4.5. Strengths and Limitations of the Study
This study represents the first systematic translation and validation of the Rapid Geriatric Assessment (RGA) in a sample of institutionalized older adults in China, confirming its strong psychometric properties within this study population. The C-RGA demonstrated high internal consistency, supporting its robustness as a screening tool for frailty, sarcopenia, nutritional risk, and cognitive function. Notably, the SNAQ subscale exhibited the highest internal consistency, reinforcing its reliability in detecting nutritional risk and its potential role in early malnutrition intervention strategies. The strong correlation between SNAQ and SARC-F further supports the integration of nutritional assessment in frailty and muscle function screening, though future validation is required in a broader population.

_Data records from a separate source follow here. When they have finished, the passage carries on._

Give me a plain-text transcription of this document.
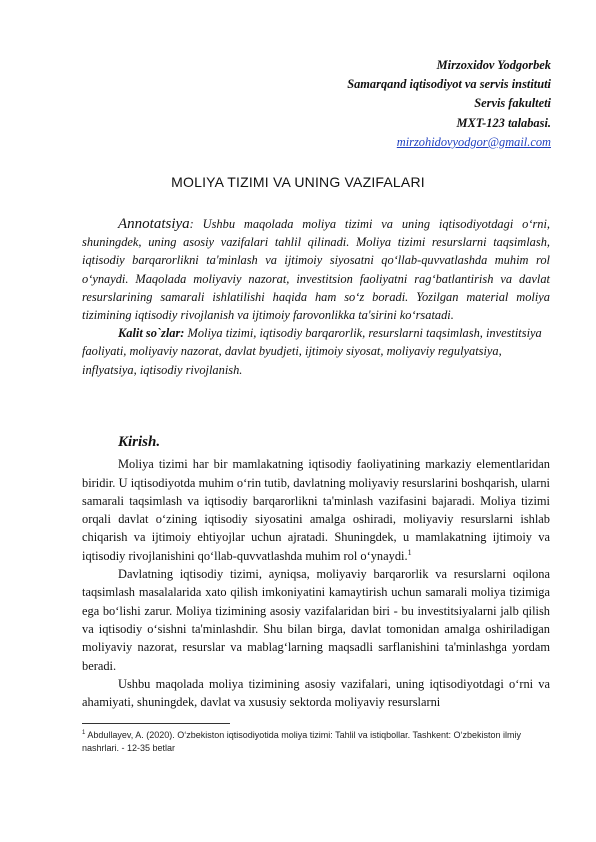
Mirzoxidov Yodgorbek
Samarqand iqtisodiyot va servis instituti
Servis fakulteti
MXT-123 talabasi.
mirzohidovyodgor@gmail.com
MOLIYA TIZIMI VA UNING VAZIFALARI

Annotatsiya: Ushbu maqolada moliya tizimi va uning iqtisodiyotdagi o‘rni, shuningdek, uning asosiy vazifalari tahlil qilinadi. Moliya tizimi resurslarni taqsimlash, iqtisodiy barqarorlikni ta'minlash va ijtimoiy siyosatni qo‘llab-quvvatlashda muhim rol o‘ynaydi. Maqolada moliyaviy nazorat, investitsion faoliyatni rag‘batlantirish va davlat resurslarining samarali ishlatilishi haqida ham so‘z boradi. Yozilgan material moliya tizimining iqtisodiy rivojlanish va ijtimoiy farovonlikka ta'sirini ko‘rsatadi.

Kalit so`zlar: Moliya tizimi, iqtisodiy barqarorlik, resurslarni taqsimlash, investitsiya faoliyati, moliyaviy nazorat, davlat byudjeti, ijtimoiy siyosat, moliyaviy regulyatsiya, inflyatsiya, iqtisodiy rivojlanish.

Kirish.

Moliya tizimi har bir mamlakatning iqtisodiy faoliyatining markaziy elementlaridan biridir. U iqtisodiyotda muhim o‘rin tutib, davlatning moliyaviy resurslarini boshqarish, ularni samarali taqsimlash va iqtisodiy barqarorlikni ta'minlash vazifasini bajaradi. Moliya tizimi orqali davlat o‘zining iqtisodiy siyosatini amalga oshiradi, moliyaviy resurslarni ishlab chiqarish va ijtimoiy ehtiyojlar uchun ajratadi. Shuningdek, u mamlakatning ijtimoiy va iqtisodiy rivojlanishini qo‘llab-quvvatlashda muhim rol o‘ynaydi.$^1$

Davlatning iqtisodiy tizimi, ayniqsa, moliyaviy barqarorlik va resurslarni oqilona taqsimlash masalalarida xato qilish imkoniyatini kamaytirish uchun samarali moliya tizimiga ega bo‘lishi zarur. Moliya tizimining asosiy vazifalaridan biri - bu investitsiyalarni jalb qilish va iqtisodiy o‘sishni ta'minlashdir. Shu bilan birga, davlat tomonidan amalga oshiriladigan moliyaviy nazorat, resurslar va mablag‘larning maqsadli sarflanishini ta'minlashga yordam beradi.

Ushbu maqolada moliya tizimining asosiy vazifalari, uning iqtisodiyotdagi o‘rni va ahamiyati, shuningdek, davlat va xususiy sektorda moliyaviy resurslarni

$^1$ Abdullayev, A. (2020). O‘zbekiston iqtisodiyotida moliya tizimi: Tahlil va istiqbollar. Tashkent: O‘zbekiston ilmiy nashrlari. - 12-35 betlar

However, several limitations should be noted. This study was conducted in a single nursing home in Qinghai, a region with relatively limited healthcare resources and elderly care facilities, which may affect the generalizability of the findings to other institutional settings and urban healthcare systems. Future studies should expand the sample size through multicenter validation in regions with diverse healthcare infrastructures, including community-based primary care, hospitals, and long-term care facilities, to assess the tool’s adaptability across different populations. Additionally, the cross-sectional design does not allow for the evaluation of the C-RGA’s predictive validity over time. Longitudinal studies are needed to determine its ability to track frailty progression, sarcopenia development, and changes in nutritional and cognitive status.
5. Conclusions
This study successfully translated and validated the Rapid Geriatric Assessment (RGA) scale, demonstrating that C-RGA has a well-structured framework, high reliability, and strong validity, supporting its potential use as a reliable, effective, and convenient tool for comprehensive geriatric assessment. However, due to regional and sample size limitations, further validation is required in various healthcare settings, including community-based primary care, hospitals, and long-term care facilities, to determine the broader applicability of the C-RGA. Additionally, longitudinal studies are needed to evaluate its predictive accuracy in tracking frailty progression, sarcopenia development, and changes in nutritional and cognitive status over time.